Recently, resting-state fMRI has been widely used in the investigation of brain functioning under normal and pathological conditions based on several advantages, including its high-resolution, no radiation use, and easy application [10]. Compared with traditional, task-related fMRI, the resting-state fMRI can be performed in any individual and is especially fit for individuals who are unable to cooperate with functional tasks [11]. To date, few resting-state fMRI studies have examined whether APD patients have an abnormal activities.

ALFF is considered a measure of resting-state local brain activity, which is similar to resting-state CBF and the glucose metabolic rate in PET studies.
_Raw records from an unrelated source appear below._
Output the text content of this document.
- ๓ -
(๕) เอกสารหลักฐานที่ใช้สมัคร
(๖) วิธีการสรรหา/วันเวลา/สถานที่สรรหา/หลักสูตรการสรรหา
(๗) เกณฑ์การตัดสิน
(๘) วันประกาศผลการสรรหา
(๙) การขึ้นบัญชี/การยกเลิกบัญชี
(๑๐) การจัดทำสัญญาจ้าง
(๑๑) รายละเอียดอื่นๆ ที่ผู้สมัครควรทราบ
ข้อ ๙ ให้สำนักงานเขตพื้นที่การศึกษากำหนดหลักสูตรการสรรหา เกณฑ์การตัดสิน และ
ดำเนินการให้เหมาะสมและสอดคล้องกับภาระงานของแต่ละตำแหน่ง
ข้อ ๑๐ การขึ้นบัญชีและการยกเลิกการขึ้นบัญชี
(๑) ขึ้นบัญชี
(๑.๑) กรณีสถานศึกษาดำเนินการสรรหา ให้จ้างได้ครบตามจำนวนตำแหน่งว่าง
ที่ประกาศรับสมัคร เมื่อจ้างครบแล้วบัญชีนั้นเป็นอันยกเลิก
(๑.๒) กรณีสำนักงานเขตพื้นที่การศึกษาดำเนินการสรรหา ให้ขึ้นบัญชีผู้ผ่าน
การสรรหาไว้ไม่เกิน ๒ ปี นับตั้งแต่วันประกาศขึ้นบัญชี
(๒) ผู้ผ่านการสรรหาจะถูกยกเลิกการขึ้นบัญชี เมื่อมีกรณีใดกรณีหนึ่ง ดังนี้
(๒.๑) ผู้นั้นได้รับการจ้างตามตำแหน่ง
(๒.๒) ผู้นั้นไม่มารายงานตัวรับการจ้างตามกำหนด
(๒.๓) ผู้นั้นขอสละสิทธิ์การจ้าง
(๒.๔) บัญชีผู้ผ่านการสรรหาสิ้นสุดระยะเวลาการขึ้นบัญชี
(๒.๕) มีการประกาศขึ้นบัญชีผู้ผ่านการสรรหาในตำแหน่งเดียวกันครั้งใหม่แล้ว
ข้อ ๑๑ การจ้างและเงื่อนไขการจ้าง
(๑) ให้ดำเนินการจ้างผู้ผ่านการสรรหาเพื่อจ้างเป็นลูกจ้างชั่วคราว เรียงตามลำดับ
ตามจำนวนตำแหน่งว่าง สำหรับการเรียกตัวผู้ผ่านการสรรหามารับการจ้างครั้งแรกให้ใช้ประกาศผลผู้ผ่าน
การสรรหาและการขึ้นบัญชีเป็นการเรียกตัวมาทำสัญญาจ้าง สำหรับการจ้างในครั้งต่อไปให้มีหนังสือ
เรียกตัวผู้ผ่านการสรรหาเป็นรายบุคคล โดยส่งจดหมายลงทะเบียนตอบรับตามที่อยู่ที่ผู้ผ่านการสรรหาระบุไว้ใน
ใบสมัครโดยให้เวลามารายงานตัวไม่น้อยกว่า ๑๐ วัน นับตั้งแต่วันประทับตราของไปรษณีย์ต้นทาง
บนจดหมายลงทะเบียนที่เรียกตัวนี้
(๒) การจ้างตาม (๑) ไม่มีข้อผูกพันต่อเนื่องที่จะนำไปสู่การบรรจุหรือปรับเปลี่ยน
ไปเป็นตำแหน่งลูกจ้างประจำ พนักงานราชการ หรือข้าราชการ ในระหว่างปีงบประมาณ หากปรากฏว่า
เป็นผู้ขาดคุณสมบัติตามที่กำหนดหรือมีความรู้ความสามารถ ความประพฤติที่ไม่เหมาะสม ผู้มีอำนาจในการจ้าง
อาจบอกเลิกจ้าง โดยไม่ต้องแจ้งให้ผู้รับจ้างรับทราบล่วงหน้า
This hypothesis is supported by at least several pieces of evidence [12]. As a measure of the magnitude of the spontaneous BOLD signal, ALFF has been suggested to be associated with local neuronal activity, compared with degree of synchronization between activities in different regions measured by functional connectivity. ALFF has been widely used to study the “baseline” activity of a wide spectrum of psychological states and mental diseases, including aging, schizophrenia, and attention deficit hyperactivity disorder. Distributed differences in ALFF have been associated with different pathologies and mental states [13].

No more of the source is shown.